Ему уже не важно. Он убитый.
Совсем. По-настоящему. Исчез
источник раздражающих проказ,
порух для самолюбия и чести.
В его жилище зеркало завесьте,
его бумаги приберите с глаз.
И кто из вас был друг ему, кто враг,
кто погубитель был и подстрекатель,
сообщник, соглядатай, созерцатель,
кто «пшик» и шут, мальчишка и дурак –
рассудится потом.

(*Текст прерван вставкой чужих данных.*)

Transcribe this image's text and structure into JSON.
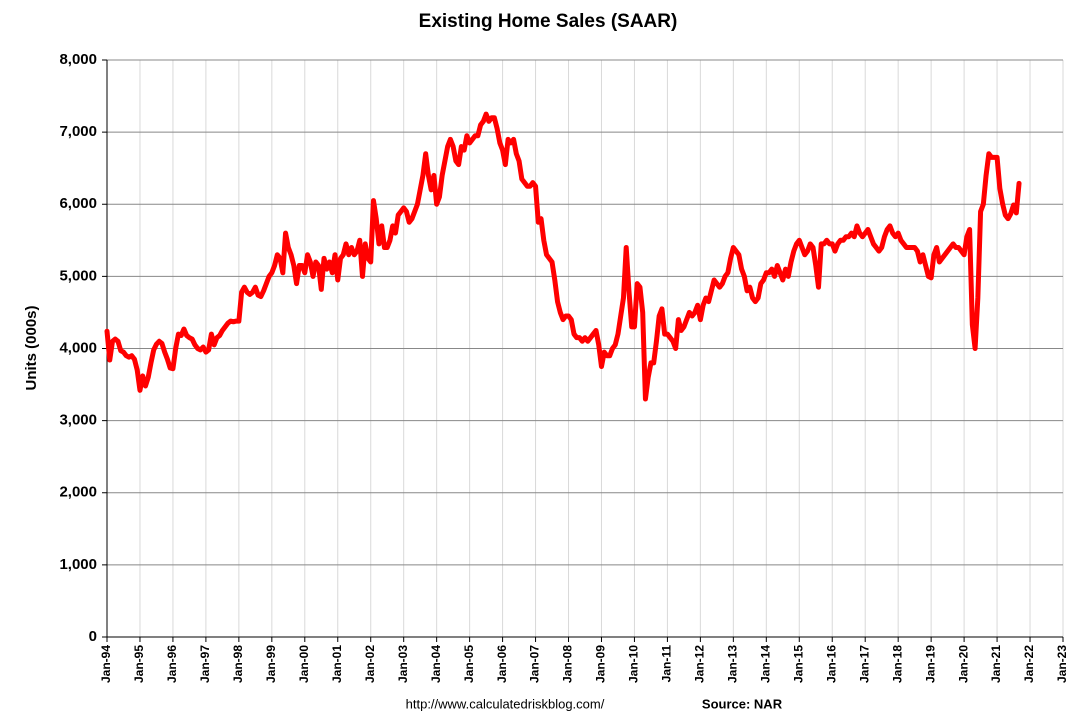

То так, то сяк.
По умолчаньям следственного дела,
отсутствию свидетельств, по пробелам,
намёкам, нестыковкам поздних врак -
построится ряд версий, не вполне
корректных в отношении причастных.
Довольных, равнодушных и несчастных
писаки не оставят в стороне.
Уж кое-кто повертится в гробу,
когда притянут всё-таки к ответу,
примеривая каинову мету
к высокому сиятельному лбу!
А юному поэту – в руку сон.
Он слышит голоса на звёздном вече.
Он жив, и до скончанья русской речи
в сиянье голубое вознесён.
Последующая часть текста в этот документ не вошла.